Non bisogna avere paura di avere coraggio. E il coraggio che più conta in queste ore dolorose, è quello di dirsi la verità. E allora: certo che la strage di Nizza cambia le nostre vite, che già erano cambiate dopo l’eccidio del Bataclan (13 novembre 2015). E che già cominciavano a cambiare dopo l’attentato del 7 gennaio -stesso anno, stessa città: Parigi- alla sede di un giornale satirico fino a quel momento ai più sconosciuto, ma da quel momento “Je suis Charlie” fu la risposta dei più. I tre attentati del terrorismo di matrice islamica che hanno sconvolto il mondo dopo aver sconvolto la Francia, pesano molto e pesano sempre nei pensieri, nei comportamenti, nei progetti degli europei. Ma l’ulteriore gravità di Nizza, dove un uomo solo alla guida di un Tir ha falciato ottantaquattro innocenti ferendone più di duecento con un semplice e nichilistico colpo di accelerazione verso la morte, ci rende vulnerabili a prescindere da tutto. Possiamo avere i migliori 007 dell’universo, e forse noi italiani li abbiamo davvero. Possiamo sperare che i governi dell’Unione si scambino informazioni preziose e in tempo, e probabilmente hanno iniziato a farlo. Possiamo essere certi che il buon fiuto del poliziotto o l’istinto col quale il cittadino giusto al momento giusto coglie un pericolo incombente, siano importanti “armi preventive”. Ma chi può mai impedire a un assassino assetato di odio contro il libero Occidente di mettersi al volante del suo rancore per investire tutta l’umanità che trova davanti? Chi può, dopo Nizza, andare, per esempio, a un concerto all’aperto come quello di Bruce Springsteen al Circo Massimo di Roma stasera, senza rinunciare a buttare un occhio persino sul più innocuo camioncino di gelati? La strage del franco-tunisino Mohamed Lahouaiej Bouhlel fa sanguinare l’idea stessa dello stare insieme, colpisce alla radice il concetto della festa popolare e spensierata quale la celebrazione del 14 luglio, storica presa della Bastiglia, coi balli e fuochi d’artificio presi di mira sul lungomare della notte e della morte.

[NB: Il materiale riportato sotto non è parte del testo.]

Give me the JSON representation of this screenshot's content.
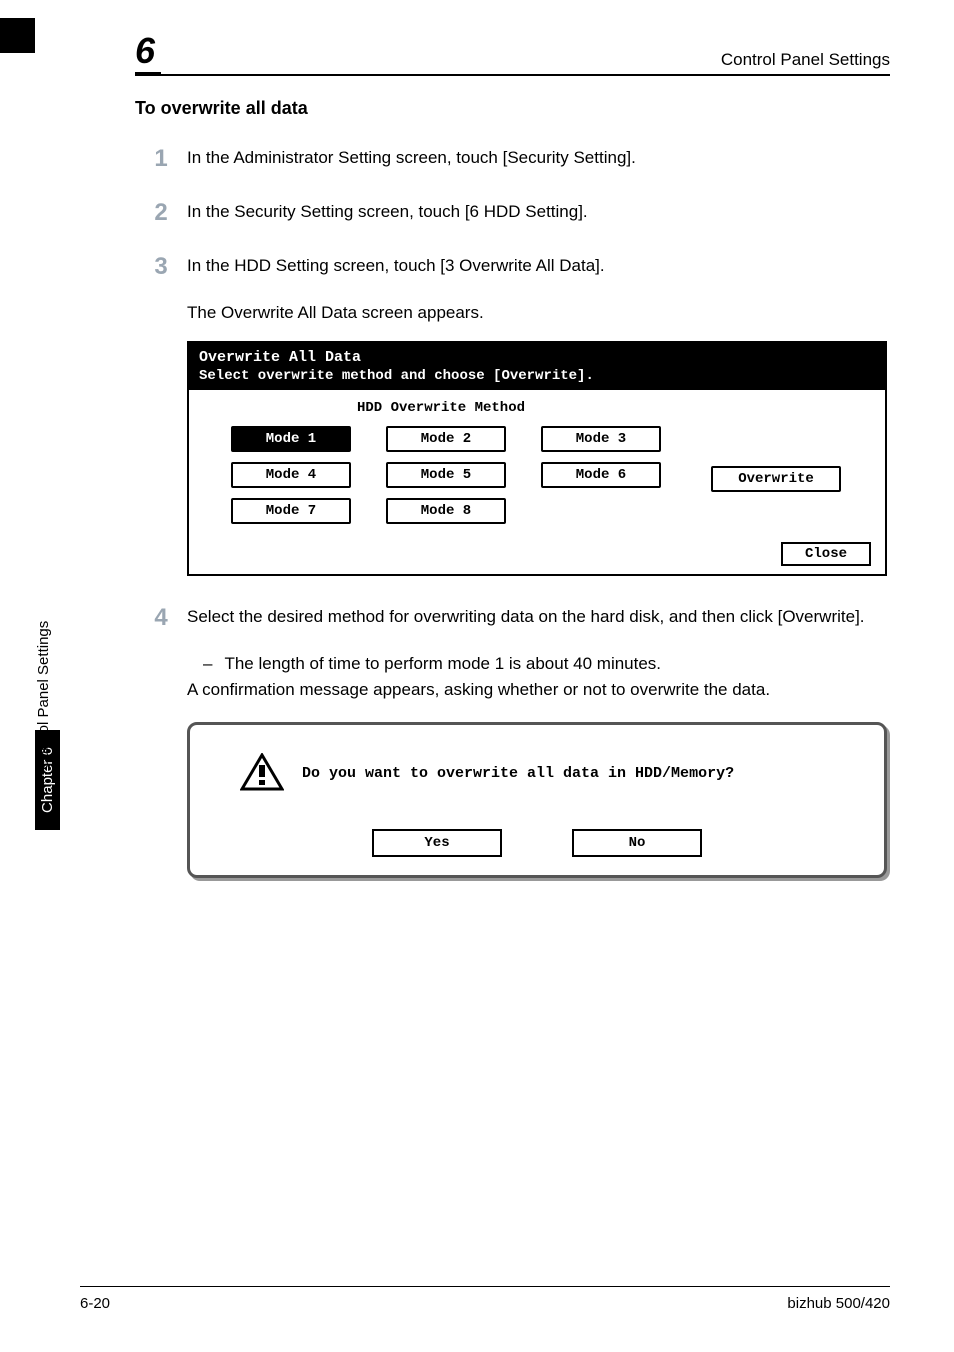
{
  "sidebar": {
    "chapter_label": "Chapter 6",
    "section_label": "Control Panel Settings"
  },
  "header": {
    "chapter_number": "6",
    "title": "Control Panel Settings"
  },
  "section_title": "To overwrite all data",
  "steps": [
    {
      "num": "1",
      "text": "In the Administrator Setting screen, touch [Security Setting]."
    },
    {
      "num": "2",
      "text": "In the Security Setting screen, touch [6 HDD Setting]."
    },
    {
      "num": "3",
      "text": "In the HDD Setting screen, touch [3 Overwrite All Data]."
    }
  ],
  "step3_subtext": "The Overwrite All Data screen appears.",
  "screen1": {
    "title": "Overwrite All Data",
    "subtitle": "Select overwrite method and choose [Overwrite].",
    "method_label": "HDD Overwrite Method",
    "modes": [
      "Mode 1",
      "Mode 2",
      "Mode 3",
      "Mode 4",
      "Mode 5",
      "Mode 6",
      "Mode 7",
      "Mode 8"
    ],
    "overwrite_btn": "Overwrite",
    "close_btn": "Close"
  },
  "step4": {
    "num": "4",
    "text": "Select the desired method for overwriting data on the hard disk, and then click [Overwrite].",
    "bullet": "The length of time to perform mode 1 is about 40 minutes.",
    "followup": "A confirmation message appears, asking whether or not to overwrite the data."
  },
  "dialog": {
    "text": "Do you want to overwrite all data in HDD/Memory?",
    "yes": "Yes",
    "no": "No"
  },
  "footer": {
    "page": "6-20",
    "product": "bizhub 500/420"
  }
}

Eppure, al Circo Massimo e ovunque si deve andare come prima e più di prima. Che importa se i ragazzi dovranno sorbirsi un “fai attenzione” in più dai loro genitori. Se i partecipanti dovranno essere guardinghi. Se le forze dell’ordine saranno chiamate a vigilare con serenità e severità. Le nostre vite sono cambiate, ma non cambieremo mai la nostra voglia di vivere.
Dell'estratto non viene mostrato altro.